Numéro co-dirigé par Nicolas Puig (IRD, Université Paris Cité), Amr Abdelrahim (Sciences Po, paris) et Thomas Michel (URMIS/Université Paris Cité)
Argumentaire
Au tournant des années 2000, la production et la création musicale ont été transformées par les évolutions technologiques dans les différentes régions du monde dont le Proche-Orient marquant l’avènement d’un “régime numérique” (Olivier, 2017) de la musique. Une nouvelle organisation de la production artistique proche-orientale de l’Égypte à l’Irak en passant par les Territoires Palestiniens, la Syrie, la Jordanie et le Liban se met en place. Elle procède des innovations liées aux nouvelles formes d’expression, de communication et de production de la musique contemporaine conduisant à une pluralité des savoirs et pratiques musicales qui se manifestent au sein des dynamiques nationales et régionales (De Blasio 2020, 2021, Johannsen 2017, Rasmussen 1996).
Ce numéro de la revue Regards (Université Saint-Joseph de Beyrouth) propose d’étudier les dynamiques de production musicale et les formes de diffusion dans le Proche-Orient contemporain, notamment par les pratiques de do it yourself qui se sont développées à la faveur de l’avènement des home studios (Péneau 2023) et les plateformes d’écoute à moindre coût. L’enjeu d’une telle étude est ainsi de confronter les différentes esthétiques des musiques actuelles, mêlant les divers héritages intellectuels et culturels, mobilisant les affects de la nostalgie (Dauncey & Tinker 2014) et ceux liés aux réalités historiques partagées par les habitants de la région (Fahmy 2013). On posera la question de comprendre l’articulation des dynamiques musicales avec les frontières sociales, politiques, étatiques et les différents contextes de conflits.
Ce numéro cherchera également à mettre en avant les systèmes complexes de communication, d’enregistrement et d’accumulation des savoirs et pratiques des artistes proche-orientaux en suivant différentes approches liées aux popular music studies (Hesmondhalgh & Meier 2014, Nowak 2013), aux sciences and technology studies (Olivier 2017, Shafiee 2019) et aux courants ethnomusicologiques contemporains (Olivier 2022, Stokes 2022). Il s’agit alors de mettre en lumière les régimes de légitimité et d’authenticité (Guillard & Sonnette 2020) de la musique proche-orientale. Des pratiques comme celle des featuring (Roquebert 2020) et l’arrivée de plateformes de streaming comme SoundCloud (Allington, Dueck & Jordanous 2015, Hesmondhalgh, Jones & Rauh 2019) permettent aussi aux artistes, malgré les frontières physiques, de créer collectivement autour d’esthétiques communes et de communiquer leurs créations. L’intensification de ces circulations fait émerger de nouveaux acteurs économiques autour d’une “nouvelle pop arabe transnationale” (France 2020) distincte de l’industrie pop traditionnelle organisée autour d’un axe Beirut-Riyad (Kraidy 2007). Par ailleurs, la région du Proche-Orient est de plus en plus intégrée dans un système mondial, même si les échanges entre le centre et les marges sont toujours caractérisés par un “décalage” structurel (Sprengel 2023).

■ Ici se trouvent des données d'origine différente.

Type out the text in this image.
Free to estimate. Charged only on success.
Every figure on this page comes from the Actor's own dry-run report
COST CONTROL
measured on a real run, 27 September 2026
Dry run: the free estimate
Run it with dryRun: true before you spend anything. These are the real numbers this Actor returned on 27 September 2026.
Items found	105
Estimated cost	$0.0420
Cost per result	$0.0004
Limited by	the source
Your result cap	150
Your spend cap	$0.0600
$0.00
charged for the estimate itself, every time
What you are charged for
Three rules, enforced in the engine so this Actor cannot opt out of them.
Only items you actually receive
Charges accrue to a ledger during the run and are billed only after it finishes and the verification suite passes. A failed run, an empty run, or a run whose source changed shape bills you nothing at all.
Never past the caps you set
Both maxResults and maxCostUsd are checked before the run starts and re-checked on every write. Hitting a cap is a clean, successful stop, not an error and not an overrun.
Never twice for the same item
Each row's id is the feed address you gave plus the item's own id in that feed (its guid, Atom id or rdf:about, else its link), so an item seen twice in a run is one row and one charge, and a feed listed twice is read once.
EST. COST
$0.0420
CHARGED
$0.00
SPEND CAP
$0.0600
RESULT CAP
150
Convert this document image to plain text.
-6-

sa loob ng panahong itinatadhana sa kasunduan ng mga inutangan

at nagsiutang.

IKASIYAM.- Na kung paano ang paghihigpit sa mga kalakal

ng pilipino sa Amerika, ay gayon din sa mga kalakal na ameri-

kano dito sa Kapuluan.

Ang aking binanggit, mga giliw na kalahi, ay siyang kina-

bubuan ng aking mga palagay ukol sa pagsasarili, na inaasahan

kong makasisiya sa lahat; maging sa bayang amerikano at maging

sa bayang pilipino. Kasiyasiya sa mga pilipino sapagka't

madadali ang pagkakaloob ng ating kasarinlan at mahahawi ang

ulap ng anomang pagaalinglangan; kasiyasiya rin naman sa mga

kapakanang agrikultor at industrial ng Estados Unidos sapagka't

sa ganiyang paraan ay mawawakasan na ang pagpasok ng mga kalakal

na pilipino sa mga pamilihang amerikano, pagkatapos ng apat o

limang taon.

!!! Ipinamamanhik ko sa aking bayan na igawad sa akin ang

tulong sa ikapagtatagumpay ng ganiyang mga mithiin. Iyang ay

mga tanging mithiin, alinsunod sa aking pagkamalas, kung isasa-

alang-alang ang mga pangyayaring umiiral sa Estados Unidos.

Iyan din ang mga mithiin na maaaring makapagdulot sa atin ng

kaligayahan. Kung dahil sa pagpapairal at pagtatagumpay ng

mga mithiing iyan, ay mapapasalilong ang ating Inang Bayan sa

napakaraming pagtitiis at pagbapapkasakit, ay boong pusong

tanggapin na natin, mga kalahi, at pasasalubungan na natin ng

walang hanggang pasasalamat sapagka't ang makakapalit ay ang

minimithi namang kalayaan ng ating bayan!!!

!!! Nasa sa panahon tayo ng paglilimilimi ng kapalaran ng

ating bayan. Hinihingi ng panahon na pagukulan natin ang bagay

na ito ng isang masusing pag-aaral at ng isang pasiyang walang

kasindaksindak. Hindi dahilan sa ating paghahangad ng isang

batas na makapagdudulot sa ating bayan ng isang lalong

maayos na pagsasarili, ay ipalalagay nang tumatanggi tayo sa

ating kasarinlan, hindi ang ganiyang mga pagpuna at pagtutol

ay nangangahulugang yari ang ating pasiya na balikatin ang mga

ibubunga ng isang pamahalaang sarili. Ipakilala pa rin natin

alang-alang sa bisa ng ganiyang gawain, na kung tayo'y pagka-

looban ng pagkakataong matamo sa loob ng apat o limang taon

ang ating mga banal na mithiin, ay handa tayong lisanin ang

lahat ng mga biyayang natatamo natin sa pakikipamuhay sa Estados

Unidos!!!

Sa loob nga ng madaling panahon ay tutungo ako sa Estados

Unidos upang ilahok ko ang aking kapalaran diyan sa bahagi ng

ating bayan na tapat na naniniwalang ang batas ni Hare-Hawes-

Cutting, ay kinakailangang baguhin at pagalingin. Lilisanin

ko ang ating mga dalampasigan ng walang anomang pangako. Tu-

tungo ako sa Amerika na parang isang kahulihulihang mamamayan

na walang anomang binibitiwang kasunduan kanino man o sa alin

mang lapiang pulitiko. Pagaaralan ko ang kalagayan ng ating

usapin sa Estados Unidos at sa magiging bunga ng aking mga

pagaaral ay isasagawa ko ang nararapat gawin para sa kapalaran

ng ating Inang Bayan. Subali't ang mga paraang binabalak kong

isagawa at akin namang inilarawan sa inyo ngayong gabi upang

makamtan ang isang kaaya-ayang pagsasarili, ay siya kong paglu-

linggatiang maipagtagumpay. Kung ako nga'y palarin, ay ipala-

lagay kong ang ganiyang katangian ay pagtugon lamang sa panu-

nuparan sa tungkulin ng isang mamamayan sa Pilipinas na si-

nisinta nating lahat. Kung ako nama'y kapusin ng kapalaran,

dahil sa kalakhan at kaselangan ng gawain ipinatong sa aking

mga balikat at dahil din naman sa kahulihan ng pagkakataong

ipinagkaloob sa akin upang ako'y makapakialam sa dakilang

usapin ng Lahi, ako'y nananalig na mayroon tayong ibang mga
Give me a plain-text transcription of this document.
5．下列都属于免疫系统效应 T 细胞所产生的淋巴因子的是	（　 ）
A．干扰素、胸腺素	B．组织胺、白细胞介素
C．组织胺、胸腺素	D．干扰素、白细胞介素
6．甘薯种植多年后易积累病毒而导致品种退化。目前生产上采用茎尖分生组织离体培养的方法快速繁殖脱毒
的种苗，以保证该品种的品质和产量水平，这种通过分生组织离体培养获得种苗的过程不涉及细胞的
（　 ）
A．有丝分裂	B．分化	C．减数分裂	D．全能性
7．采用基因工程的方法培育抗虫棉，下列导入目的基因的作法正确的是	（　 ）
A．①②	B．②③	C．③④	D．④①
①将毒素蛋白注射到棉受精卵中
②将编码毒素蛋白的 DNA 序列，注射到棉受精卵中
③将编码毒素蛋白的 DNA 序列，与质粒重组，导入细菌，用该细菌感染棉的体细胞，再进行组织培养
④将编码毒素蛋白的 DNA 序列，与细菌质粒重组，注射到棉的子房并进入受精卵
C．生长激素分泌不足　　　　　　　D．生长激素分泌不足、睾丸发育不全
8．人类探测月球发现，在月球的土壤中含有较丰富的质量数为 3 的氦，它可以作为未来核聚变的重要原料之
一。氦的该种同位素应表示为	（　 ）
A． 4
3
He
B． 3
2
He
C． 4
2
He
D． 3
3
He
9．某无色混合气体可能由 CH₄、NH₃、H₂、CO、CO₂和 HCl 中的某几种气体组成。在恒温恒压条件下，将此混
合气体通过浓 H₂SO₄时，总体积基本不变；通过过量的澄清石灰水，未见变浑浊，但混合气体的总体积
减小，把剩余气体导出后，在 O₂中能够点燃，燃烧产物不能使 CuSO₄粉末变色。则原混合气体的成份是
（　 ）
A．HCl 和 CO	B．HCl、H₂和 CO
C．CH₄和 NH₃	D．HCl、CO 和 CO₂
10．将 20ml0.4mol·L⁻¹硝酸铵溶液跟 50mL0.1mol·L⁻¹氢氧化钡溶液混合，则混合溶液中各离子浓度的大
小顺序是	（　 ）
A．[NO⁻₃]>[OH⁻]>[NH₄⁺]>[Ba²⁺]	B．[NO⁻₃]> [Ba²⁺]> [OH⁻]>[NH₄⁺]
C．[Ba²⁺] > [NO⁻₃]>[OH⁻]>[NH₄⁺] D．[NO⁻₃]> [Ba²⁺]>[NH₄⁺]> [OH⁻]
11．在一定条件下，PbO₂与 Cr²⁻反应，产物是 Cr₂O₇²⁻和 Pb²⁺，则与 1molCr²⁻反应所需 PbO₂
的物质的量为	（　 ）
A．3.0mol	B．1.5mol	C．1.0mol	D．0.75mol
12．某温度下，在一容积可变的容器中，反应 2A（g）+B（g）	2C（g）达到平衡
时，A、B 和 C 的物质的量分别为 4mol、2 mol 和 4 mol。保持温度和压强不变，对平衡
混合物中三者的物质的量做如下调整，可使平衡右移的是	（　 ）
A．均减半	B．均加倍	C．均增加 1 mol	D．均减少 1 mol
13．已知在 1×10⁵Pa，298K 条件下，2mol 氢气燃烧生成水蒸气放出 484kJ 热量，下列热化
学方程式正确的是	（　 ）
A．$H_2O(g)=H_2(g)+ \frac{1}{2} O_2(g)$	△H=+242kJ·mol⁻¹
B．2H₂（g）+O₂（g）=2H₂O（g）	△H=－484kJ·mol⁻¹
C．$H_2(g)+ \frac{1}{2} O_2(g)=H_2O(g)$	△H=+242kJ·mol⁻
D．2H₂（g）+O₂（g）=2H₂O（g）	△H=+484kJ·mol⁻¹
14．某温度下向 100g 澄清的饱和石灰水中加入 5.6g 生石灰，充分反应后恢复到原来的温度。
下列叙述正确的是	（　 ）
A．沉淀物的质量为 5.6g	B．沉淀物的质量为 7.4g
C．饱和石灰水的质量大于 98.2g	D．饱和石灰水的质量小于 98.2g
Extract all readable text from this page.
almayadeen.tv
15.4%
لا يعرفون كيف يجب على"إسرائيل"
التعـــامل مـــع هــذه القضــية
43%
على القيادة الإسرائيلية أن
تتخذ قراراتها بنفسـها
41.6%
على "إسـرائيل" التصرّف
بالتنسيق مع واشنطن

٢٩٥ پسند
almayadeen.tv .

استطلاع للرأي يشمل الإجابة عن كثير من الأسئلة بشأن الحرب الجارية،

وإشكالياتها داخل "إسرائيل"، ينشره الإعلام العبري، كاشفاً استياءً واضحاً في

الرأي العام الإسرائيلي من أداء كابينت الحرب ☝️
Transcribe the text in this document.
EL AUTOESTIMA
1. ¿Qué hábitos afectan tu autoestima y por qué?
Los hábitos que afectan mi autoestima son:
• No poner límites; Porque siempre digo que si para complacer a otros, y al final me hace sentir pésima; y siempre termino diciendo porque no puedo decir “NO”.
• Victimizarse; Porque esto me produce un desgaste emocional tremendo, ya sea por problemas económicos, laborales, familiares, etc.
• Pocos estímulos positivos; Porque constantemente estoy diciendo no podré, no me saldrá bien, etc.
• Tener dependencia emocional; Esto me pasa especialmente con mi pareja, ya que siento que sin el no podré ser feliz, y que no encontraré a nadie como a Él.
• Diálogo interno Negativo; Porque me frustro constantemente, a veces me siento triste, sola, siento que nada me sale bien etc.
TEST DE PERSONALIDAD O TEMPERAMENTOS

Les contributions pourront s’intéresser à la situation d’un pays en particulier, tant il est vrai que les études sur les musiques au Proche-Orient restent très largement marquées par des ancrages nationaux. L’Égypte en premier lieu fait l’objet d’un investissement important de la recherche musicale pour aborder les musiques sacrées (Gabry-Thienpont 2015), les musiques populaires comme le Shaabi (Puig, Frankfort 2006, 2022) et le mahragan (Puig 2020), ou encore les musiques indépendantes (Sprengel 2018, 2020, El Chazli et Gabry-Thienpont 2020) comme le rap (Mangialardi 2016, Weiss 2016, Williams 2010). Les autres pays de la région ont ainsi fait l’objet de recherches plus ou moins récentes ou actualisées (Shannon sur la Syrie, 2006, Bukhalter et Puig sur le Liban, 2007, McDonald sur la Palestine, 2010, 2013, 2019). À titre d’exemple, certains auteurs se sont intéressés à la musique jordanienne à travers les espaces de la diaspora dans la musique (Thibdeau 2020) ainsi qu’à travers les études sur les jeunesses, la culture underground (Munk 2021), la musique traditionnelle Dabke (Al Bakri & Mallah 2020) et les popular music (Galakhova 2008). De son côté, la musique palestinienne fait aussi l’objet d’études tournées vers le discours de résistance face à l’occupation israélienne (Belkind 2021, El Sakka 2010, Eqeiq 2012) ou qui tentent d’approcher les subjectivations des jeunesses palestiniennes par et à travers la musique (Karkabi 2013, 2020, Sunaina 2008, Withers 2021, Zielinska 2018).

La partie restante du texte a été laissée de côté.